L’enfant en bonne santé, n’est pas un état « normal ». Soit disant « statistiquement en majorité dans un échantillon représentatif de la population ». La bonne santé d’un enfant n’est pas quelque chose de normal. Ni quelque chose qui est dû.

   Non. Et définitivement non. Un enfant « en bonne santé » ce n’est pas « normal ». Cela relève du miracle. Et rare sont les personnes qui réalisent à quel point avoir un enfant « normal » est un vrai don du ciel.
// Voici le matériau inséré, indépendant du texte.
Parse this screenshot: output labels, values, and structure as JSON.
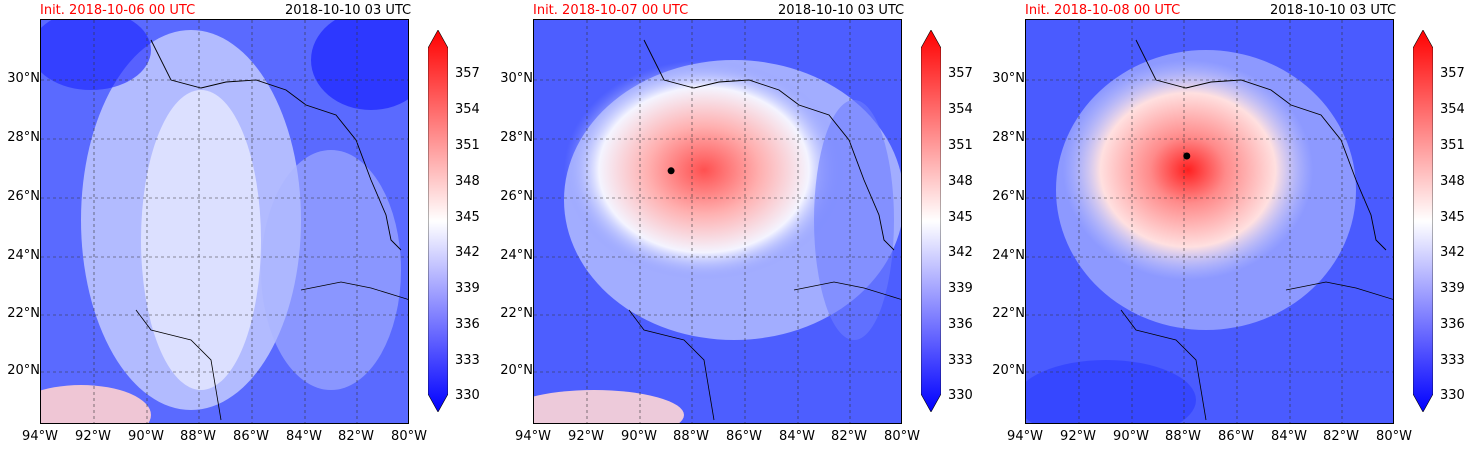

Au diable les rhumes, brochiolites, et autres GEA… C’est du pipi de chat dans la vie d’un enfant. Dans une vie.

   Non. Les vraies personnes qui savent et peuvent apprécier l’état simple et si rare d’une « bonne santé », sont celes qui traversent un terrible destin. Avoir son enfant malade. Gravement. Un jour j’ai entendu, « il n’y a rien de pire que de survire à ses enfants ». Bon sang que c’est criant de vérité. Effroyablement vrai. Cette phrase me hante. Et me fout la honte, quand je repense à toutes les fois où je me suis plainte pour des broutilles…

   Les vrais héros, ce sont ces mères-courages. Ces enfants-courages. A qui un jour, on a pondu le nom d’un syndrome, d’une maladie, d’une pathologie lourde. Et où, à partir de ce jour là, la guerre a été déclarée. Contre la vie. Mais aussi pour la vie. Contre la maladie. Pour son enfant. Pour sa famille.
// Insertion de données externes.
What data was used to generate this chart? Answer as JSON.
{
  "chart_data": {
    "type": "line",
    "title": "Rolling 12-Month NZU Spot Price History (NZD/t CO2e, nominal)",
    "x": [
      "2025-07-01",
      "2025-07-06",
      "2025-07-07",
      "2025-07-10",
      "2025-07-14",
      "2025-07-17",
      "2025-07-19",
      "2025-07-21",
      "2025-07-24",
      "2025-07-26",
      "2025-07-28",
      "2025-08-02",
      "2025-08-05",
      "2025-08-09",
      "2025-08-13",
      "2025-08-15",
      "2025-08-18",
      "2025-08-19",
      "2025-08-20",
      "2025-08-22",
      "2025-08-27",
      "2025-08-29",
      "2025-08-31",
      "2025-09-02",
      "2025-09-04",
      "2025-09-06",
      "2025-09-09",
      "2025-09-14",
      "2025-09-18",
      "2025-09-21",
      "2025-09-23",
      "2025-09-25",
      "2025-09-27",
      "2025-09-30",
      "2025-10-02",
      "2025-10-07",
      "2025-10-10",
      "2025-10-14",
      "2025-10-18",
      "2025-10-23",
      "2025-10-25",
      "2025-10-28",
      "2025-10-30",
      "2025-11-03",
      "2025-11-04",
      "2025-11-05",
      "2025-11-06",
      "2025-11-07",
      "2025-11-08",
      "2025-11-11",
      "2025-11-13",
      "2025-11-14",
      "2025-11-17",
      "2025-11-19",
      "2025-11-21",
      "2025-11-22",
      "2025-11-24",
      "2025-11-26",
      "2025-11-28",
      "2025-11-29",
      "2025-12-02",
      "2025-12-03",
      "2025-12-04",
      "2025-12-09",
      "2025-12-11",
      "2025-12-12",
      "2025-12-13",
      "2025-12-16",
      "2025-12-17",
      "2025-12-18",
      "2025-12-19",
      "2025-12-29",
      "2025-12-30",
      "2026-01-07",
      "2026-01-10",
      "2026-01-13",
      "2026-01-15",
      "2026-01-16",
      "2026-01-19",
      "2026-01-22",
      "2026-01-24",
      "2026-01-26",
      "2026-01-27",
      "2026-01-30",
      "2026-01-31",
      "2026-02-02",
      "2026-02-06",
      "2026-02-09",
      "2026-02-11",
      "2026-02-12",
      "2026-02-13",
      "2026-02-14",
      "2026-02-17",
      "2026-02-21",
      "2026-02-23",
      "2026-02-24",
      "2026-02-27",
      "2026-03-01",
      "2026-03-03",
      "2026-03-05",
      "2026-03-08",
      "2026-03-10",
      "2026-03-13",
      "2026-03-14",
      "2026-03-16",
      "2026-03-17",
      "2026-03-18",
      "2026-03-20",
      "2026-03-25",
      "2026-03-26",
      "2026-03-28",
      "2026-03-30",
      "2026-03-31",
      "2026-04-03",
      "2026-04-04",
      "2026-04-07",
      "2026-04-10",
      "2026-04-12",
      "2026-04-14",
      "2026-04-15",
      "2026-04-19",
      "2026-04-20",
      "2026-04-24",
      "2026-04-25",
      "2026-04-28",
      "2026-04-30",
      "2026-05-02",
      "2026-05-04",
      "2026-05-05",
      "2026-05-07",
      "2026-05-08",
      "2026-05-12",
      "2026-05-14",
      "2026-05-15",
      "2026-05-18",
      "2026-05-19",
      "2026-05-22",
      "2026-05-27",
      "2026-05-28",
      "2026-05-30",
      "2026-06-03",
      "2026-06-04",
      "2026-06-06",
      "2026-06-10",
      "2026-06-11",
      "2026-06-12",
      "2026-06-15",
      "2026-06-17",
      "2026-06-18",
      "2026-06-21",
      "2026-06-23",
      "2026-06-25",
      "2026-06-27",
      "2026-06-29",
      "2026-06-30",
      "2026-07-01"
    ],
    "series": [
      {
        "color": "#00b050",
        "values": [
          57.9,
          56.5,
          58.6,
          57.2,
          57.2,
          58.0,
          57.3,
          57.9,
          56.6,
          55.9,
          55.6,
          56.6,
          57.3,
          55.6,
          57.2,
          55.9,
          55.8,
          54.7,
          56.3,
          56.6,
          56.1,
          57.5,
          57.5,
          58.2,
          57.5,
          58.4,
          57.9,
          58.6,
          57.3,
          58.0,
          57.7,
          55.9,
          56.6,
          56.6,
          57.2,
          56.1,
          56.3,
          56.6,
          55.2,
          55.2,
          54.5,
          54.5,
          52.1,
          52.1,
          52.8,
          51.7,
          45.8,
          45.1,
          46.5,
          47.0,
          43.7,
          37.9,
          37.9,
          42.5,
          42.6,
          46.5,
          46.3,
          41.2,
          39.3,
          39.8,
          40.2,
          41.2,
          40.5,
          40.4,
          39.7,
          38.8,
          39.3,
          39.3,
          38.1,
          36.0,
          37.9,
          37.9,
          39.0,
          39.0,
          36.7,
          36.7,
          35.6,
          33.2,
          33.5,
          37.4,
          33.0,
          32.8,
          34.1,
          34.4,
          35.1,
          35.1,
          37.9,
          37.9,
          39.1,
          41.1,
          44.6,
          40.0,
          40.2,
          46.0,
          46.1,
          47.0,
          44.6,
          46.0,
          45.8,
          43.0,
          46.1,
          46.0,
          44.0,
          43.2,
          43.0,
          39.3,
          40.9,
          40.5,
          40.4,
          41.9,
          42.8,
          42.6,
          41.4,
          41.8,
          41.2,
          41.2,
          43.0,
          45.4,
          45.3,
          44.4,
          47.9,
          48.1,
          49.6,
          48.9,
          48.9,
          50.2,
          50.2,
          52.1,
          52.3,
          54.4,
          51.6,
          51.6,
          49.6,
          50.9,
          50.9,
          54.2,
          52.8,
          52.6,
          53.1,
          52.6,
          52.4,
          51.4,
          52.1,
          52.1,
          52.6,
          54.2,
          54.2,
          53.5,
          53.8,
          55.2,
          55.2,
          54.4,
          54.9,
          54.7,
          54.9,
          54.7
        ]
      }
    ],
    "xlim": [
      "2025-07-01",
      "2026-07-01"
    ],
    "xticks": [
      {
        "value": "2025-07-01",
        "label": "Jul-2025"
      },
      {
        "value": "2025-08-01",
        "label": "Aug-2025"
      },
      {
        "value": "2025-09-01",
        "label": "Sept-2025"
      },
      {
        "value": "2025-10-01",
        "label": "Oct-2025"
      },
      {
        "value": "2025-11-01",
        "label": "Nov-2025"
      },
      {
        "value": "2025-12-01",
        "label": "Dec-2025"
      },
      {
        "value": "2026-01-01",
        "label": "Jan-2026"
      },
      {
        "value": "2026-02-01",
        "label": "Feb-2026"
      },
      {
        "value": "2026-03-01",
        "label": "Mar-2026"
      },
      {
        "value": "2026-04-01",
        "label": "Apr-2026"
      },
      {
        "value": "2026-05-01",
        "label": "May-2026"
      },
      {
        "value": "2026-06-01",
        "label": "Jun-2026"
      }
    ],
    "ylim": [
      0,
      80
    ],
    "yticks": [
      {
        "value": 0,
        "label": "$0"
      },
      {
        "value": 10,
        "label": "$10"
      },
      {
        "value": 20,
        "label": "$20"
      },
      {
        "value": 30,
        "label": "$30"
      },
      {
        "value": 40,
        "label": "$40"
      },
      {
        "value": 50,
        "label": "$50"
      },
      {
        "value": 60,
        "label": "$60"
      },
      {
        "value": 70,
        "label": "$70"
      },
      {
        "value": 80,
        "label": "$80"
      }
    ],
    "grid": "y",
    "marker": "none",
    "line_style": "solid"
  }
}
L’admiration sans borne que j’éprouve pour ces familles… Je les regarde depuis en bas, tout en bas que je suis, face à l’immensité de leur vie… de leurs épreuves… Et je pleure de ne même pas arriver à atteindre leur main pour les encourager, les accompagner, les soutenir…
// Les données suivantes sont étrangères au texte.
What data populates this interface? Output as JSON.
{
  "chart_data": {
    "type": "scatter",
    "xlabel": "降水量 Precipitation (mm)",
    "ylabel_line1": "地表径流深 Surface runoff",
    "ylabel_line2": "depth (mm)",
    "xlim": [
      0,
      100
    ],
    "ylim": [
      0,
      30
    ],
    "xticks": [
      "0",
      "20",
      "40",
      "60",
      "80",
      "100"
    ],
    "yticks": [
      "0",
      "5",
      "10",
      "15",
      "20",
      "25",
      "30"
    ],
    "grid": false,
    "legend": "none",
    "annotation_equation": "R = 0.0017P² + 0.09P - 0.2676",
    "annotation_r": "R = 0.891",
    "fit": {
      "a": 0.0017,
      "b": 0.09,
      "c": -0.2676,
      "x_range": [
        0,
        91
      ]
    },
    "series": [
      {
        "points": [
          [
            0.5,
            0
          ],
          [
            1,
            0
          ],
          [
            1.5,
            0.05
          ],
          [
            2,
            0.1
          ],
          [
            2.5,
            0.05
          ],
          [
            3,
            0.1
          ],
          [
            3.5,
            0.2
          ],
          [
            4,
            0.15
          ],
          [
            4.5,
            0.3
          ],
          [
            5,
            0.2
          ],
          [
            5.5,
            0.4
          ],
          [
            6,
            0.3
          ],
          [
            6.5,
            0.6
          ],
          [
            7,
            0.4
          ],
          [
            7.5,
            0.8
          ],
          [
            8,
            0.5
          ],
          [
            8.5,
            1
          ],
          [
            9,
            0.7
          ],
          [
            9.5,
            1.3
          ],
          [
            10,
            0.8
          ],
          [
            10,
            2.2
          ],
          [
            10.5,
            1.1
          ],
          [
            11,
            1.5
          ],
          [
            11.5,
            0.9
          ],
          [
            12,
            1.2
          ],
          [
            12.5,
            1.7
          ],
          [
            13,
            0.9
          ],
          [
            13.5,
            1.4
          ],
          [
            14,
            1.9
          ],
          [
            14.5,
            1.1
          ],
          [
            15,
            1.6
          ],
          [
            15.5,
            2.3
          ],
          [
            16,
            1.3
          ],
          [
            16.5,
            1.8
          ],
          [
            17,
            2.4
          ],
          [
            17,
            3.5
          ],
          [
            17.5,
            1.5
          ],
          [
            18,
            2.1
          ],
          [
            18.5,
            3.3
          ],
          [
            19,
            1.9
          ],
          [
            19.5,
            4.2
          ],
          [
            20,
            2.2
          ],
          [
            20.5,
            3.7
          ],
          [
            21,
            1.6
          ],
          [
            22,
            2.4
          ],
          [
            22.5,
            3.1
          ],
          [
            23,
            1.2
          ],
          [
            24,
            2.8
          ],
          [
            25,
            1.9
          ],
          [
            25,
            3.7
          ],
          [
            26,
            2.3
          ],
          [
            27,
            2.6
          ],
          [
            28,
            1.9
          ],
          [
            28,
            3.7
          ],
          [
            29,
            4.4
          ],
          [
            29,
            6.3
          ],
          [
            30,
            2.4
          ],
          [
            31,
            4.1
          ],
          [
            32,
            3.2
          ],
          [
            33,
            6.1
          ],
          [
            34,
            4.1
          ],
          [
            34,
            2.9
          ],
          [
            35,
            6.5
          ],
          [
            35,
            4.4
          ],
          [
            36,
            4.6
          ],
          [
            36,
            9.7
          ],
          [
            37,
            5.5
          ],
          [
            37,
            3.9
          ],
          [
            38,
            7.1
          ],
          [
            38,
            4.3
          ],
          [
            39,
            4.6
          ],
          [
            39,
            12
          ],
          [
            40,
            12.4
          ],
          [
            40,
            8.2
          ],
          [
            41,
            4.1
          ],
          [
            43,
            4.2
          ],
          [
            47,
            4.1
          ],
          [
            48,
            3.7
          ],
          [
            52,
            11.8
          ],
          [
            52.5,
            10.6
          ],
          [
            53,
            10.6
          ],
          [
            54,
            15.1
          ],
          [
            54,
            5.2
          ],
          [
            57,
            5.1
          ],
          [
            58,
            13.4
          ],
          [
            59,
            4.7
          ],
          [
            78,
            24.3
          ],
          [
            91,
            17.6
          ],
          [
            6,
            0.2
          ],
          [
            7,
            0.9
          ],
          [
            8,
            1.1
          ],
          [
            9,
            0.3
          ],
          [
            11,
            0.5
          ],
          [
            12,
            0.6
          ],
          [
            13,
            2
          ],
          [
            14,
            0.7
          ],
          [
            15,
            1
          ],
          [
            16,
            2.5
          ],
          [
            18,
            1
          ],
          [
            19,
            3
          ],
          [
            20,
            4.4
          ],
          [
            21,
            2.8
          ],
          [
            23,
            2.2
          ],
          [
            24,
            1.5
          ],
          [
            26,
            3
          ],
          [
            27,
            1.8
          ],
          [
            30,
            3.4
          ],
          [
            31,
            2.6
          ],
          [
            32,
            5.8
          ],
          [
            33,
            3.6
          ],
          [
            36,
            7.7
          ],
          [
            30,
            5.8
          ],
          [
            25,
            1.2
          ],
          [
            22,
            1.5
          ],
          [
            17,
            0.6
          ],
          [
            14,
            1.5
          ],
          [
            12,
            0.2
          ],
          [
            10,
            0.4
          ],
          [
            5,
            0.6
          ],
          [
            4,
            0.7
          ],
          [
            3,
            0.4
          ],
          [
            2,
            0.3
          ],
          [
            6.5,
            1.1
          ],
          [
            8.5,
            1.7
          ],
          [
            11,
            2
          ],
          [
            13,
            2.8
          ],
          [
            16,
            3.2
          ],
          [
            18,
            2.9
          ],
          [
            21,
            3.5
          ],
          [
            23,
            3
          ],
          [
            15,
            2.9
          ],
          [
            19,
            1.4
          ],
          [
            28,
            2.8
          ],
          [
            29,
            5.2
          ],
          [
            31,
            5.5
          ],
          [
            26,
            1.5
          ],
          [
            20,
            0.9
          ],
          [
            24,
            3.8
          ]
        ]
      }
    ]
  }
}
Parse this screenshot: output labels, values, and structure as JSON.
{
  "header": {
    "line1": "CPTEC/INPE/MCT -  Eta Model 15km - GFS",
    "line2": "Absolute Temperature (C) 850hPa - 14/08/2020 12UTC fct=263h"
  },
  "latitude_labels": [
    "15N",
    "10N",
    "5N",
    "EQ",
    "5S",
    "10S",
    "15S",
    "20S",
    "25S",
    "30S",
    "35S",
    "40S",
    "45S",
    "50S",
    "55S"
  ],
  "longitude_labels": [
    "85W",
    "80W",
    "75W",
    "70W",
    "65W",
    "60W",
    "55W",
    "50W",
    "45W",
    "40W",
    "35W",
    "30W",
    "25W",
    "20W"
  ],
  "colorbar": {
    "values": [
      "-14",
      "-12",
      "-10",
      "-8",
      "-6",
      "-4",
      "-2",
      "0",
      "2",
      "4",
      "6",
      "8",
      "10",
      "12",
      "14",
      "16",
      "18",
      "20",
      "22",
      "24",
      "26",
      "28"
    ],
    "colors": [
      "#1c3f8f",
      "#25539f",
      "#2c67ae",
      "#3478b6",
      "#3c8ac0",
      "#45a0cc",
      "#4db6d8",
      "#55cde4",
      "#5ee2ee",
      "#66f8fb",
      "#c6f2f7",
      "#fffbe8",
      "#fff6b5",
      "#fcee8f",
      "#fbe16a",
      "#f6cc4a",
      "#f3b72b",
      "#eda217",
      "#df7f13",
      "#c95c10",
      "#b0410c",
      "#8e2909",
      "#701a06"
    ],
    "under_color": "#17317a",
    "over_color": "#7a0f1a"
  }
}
   Au fond, en ont-ils vraiment besoin ?

   Car ce sont eux, les vrais héros. Ce sont eux, qui ont tout compris à la vie. Parce qu’ils ont la malheureuse chance de pouvoir rendre palpable la frontière, invisible pour la plupart des mortels, entre la vie et la mort. Les « petits » bonheurs du quotidien, ils les embrassent, tendrement, passionnément. Ils ont un autre regard sur la vie, sur les autres. Ils voient le monde autrement. Comme si leur destin leur avait permis de retrouver la vue… Contrairement à nous avec nos vies ordinaires…

   Et si au fond, ce n’était pas seulement que « terrible ». Pas seulement « horrible » ou « inimaginable »… Et si en fait, ils étaient des Elus… Des Elus pour apprécier la vie, comme on croque dans une pêche sucrée et juteuse en plein été, avec ce jus qui coule entre les doigts, sur le poignet, et qu’on lèche avec délectation pour ne pas arrêter ce plaisir primaire que de goûter à ce que la Nature nous offre… d’aussi simple et beau qu’un fruit en plein été.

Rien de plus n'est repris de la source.